Conheça a MP 936/2020, que regula as relações de trabalho durante a pandemia de Covid-19

Publicamos no link abaixo a íntegra da Medida Provisória 936, de 01/04/2020, que institui o Programa Emergencial de Manutenção do Emprego e da Renda. A MP 936 dispõe sobre medidas trabalhistas para enfrentamento do estado de calamidade pública, reconhecido pelo Decreto Legislativo nº 6, de 20/03/2020, e da emergência de saúde pública de importância internacional decorrente do coronavírus (Covid-19), de que trata a Lei nº 13.979, de 06/02/2020.

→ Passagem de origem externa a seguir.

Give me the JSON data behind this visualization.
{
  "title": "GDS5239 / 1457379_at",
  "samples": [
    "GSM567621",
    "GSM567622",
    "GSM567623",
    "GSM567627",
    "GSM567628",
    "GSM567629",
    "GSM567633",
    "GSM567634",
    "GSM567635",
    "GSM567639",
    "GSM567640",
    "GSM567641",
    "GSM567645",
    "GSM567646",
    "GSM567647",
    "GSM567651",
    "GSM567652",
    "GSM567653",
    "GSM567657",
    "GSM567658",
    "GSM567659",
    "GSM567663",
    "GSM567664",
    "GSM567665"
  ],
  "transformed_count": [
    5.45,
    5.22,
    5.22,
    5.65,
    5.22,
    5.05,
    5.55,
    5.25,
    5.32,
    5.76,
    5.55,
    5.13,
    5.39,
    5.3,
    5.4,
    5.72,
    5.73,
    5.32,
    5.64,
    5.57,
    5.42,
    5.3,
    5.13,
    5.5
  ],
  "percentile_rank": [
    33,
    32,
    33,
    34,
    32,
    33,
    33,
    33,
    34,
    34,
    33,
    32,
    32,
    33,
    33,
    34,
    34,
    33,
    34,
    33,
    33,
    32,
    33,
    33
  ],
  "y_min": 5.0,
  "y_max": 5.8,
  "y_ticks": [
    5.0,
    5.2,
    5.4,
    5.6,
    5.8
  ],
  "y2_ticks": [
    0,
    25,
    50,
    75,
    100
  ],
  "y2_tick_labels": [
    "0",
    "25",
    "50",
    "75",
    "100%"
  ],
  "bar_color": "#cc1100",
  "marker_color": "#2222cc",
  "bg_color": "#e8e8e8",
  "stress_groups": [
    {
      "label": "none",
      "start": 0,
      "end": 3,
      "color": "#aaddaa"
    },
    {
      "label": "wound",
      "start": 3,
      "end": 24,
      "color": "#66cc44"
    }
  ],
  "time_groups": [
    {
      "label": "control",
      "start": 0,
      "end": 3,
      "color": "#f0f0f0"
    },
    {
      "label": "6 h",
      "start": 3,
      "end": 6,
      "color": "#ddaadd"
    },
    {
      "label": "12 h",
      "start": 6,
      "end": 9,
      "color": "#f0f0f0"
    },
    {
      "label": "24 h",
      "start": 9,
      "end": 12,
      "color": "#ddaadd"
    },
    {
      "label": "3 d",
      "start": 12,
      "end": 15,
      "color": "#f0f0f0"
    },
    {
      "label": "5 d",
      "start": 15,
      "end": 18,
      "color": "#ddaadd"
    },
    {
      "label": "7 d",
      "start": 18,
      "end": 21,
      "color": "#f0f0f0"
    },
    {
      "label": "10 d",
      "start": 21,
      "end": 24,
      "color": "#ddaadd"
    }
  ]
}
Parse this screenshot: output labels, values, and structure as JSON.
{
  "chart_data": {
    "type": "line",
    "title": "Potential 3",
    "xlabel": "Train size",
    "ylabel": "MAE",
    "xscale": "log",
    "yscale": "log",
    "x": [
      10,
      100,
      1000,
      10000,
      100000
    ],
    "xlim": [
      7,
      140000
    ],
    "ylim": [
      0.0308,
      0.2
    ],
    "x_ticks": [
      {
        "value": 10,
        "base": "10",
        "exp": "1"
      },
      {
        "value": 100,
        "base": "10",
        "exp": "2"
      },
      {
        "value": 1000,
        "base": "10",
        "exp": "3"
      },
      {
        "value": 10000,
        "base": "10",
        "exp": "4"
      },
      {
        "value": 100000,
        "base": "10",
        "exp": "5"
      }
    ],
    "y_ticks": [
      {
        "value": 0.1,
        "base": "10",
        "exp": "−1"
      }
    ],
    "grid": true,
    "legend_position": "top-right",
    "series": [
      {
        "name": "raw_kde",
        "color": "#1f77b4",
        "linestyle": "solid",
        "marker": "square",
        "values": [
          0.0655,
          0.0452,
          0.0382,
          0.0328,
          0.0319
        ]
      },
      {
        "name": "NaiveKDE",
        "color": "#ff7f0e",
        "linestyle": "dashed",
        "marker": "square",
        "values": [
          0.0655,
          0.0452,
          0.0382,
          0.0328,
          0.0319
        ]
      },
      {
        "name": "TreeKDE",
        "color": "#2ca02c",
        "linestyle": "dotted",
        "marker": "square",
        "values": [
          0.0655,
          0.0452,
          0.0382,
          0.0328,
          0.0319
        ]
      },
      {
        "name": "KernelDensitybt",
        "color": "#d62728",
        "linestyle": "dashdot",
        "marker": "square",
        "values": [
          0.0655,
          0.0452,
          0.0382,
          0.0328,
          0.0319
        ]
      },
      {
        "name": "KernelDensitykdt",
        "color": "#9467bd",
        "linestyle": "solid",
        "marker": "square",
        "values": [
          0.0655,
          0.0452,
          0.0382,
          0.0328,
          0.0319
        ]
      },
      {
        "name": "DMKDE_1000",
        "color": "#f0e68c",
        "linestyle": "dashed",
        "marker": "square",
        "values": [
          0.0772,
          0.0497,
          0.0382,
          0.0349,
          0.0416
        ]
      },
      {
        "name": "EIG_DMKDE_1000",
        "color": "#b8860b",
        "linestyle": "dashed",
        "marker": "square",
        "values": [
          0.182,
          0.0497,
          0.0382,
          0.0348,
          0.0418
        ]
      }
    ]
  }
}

Os empregadores devem respeitar as normas estabelecidas na MP, que destaca nos artigos 11, 12 e 14 a celebração de acordos ou convenções com o Sindicato da categoria sobre o tema. Os trabalhadores, por sua vez, não devem aceitar, em hipótese alguma, que sejam retirados ou totalmente reduzidos seus salários durante este período de calamidade pública sem que isso esteja dentro da lei e acordado com a participação do SAAERJ.

Veja aqui a MP 936/2020.

Sindicato assina Termo Aditivo para regular teletrabalho, férias e benefícios no Ensino Superior durante Covid-19

O SAAERJ e o SEMERJ (Sindicato das Instituições de Ensino Superior) assinaram um Termo Aditivo à Convenção Coletiva de Trabalho de 2019 para normatizar as relações de trabalho durante a pandemia de Covid-19. O Termo Aditivo tem vigência por 60 dias, desde 1º de março, podendo ser renovado enquanto permanecer o Estado de Calamidade Pública definido na Lei Federal 13.979/20.

O Termo Aditivo trata das relações de trabalho durante a pandemia do Covid-19, a começar pelo “home office” (também conhecido como teletrabalho, trabalho remoto ou à distância). O documento garante a manutenção do tíquete refeição e do vale alimentação, mas suspende o vale transporte para quem estiver integralmente em regime de teletrabalho. Fica suspenso também o pagamento de 50% do 13º Salário por ocasião das férias.

Antecipação de férias, férias coletivas, banco de horas e redução da jornada de trabalho com redução da remuneração também são definidos no Termo. A redução salarial fica limitada a 25%, mesmo se a jornada sofrer redução maior. Em caso de demissão, horas descansadas e não compensadas não podem ser descontadas na rescisão de contrato.

O Termo Aditivo mantém as demais cláusulas da CCT 2019, inclusive a data-base em 1º de março.

Veja aqui a íntegra do Termo Aditivo assinado entre SAAERJ e SEMERJ.

Veja aqui Nota de Esclarecimento ao Termo Aditivo.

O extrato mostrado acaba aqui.